On Feb 16, the European Parliament voted to adopt the Beating Cancer plan, a key step in enacting future legislation designed to prevent cancers, improve outcomes, and equalise care. Despite a plea from stakeholders, including the European Liver Patients Association, last-minute amendments stripped out the most hard-hitting interventions. For instance, although mandatory nutritional information on alcoholic drinks is welcome, a call for health warning labels was replaced by a proposal for “moderate and responsible drinking information”, evoking well-worn industry lines. A call to ban alcohol sponsorship of sport, perhaps the highest impact alcohol-related policy, was cut entirely. While support for even the review of pricing and taxation legislation was removed, commitments for more awareness campaigns were untouched.
The burden of alcohol-related disease and death can be reduced by interventions targeted at industry, and it is rational for companies to attempt to deflect these regulations by advancing policies aimed at consumers. However, it is difficult to see how individuals are served by industry appeals to personal responsibility and informed consumer decision-making on the one hand and clandestine lobbying on the other. Prohibition is not an answer, but neither is one-sided promotion of products that have the potential to cause substantial harm.

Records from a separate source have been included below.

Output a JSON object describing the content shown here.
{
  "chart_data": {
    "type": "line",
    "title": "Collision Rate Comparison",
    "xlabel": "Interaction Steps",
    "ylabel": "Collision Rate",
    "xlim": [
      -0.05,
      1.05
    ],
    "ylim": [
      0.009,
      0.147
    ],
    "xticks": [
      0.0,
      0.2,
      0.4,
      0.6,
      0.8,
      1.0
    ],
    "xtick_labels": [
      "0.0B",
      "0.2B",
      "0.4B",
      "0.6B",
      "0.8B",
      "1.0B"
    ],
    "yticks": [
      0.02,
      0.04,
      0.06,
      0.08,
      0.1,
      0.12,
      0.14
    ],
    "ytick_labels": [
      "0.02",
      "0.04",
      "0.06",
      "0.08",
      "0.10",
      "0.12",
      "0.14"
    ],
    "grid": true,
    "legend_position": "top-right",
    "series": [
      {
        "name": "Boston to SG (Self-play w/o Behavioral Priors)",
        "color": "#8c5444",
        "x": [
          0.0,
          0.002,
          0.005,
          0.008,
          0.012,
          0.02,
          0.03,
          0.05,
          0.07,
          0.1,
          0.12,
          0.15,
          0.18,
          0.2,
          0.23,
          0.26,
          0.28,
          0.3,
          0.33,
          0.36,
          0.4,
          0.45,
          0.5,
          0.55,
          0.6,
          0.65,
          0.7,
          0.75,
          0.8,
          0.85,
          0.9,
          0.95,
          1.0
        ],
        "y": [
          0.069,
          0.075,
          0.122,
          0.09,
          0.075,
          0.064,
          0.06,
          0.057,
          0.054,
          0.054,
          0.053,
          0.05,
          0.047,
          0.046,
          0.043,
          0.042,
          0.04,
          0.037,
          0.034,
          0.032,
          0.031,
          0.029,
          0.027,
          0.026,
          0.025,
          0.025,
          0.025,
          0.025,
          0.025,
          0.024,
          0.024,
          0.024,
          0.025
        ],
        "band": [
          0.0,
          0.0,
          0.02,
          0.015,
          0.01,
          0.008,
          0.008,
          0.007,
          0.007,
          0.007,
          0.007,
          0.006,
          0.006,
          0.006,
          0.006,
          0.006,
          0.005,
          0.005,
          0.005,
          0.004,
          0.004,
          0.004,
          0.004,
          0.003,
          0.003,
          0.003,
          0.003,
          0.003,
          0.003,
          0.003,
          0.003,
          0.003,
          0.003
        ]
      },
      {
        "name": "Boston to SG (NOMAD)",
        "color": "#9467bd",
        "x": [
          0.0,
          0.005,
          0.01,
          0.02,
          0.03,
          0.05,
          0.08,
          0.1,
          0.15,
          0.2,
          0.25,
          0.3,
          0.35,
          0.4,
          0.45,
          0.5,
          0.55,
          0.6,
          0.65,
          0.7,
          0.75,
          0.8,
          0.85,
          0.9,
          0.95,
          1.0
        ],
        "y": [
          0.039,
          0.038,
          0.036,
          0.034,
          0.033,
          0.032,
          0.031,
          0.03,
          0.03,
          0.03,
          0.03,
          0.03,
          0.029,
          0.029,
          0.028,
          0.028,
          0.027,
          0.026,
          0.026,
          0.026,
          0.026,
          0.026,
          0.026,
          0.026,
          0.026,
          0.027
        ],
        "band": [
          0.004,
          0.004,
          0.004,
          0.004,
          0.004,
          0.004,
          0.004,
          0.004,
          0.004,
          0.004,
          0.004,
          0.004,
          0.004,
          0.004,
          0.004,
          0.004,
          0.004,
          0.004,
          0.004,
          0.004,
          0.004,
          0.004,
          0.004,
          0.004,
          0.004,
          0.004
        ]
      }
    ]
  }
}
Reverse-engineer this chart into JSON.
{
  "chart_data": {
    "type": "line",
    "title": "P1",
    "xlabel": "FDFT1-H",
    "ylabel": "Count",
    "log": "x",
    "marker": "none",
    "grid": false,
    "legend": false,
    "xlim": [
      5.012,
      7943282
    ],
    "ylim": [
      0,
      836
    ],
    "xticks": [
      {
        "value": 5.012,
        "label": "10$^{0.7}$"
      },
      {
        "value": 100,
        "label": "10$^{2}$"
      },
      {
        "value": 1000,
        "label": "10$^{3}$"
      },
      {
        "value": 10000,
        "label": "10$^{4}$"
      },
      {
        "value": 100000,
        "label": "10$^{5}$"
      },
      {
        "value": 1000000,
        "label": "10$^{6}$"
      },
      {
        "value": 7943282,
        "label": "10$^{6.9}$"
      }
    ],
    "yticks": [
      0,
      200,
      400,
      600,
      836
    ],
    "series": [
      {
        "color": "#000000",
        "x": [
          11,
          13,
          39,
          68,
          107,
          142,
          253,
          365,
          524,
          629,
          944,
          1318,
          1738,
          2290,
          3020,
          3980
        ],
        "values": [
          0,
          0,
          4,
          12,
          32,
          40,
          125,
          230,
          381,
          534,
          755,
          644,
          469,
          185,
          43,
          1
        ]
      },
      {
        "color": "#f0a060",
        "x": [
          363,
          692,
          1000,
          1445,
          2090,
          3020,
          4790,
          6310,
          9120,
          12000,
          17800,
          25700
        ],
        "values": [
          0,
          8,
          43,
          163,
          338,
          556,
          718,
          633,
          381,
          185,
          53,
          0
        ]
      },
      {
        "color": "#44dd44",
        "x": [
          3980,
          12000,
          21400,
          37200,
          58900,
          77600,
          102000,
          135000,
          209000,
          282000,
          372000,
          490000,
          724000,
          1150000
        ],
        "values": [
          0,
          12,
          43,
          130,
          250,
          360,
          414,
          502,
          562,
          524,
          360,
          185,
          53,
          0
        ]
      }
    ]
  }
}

Barlow and colleagues propose the involvement of WHO in WTO discussions related to alcohol policy, providing an authoritative voice to directly refute false information. Similar engagement by WHO was instrumental in supporting plain-packaging policies for tobacco products in many countries. Demanding transparency from lobbyists and politicians regarding corporate funders and sources of positions is also an overdue first step in mitigating industry influence and levelling the playing field. All consumers have a fundamental right to clarity, from the origins of political positions to the contents of their cans.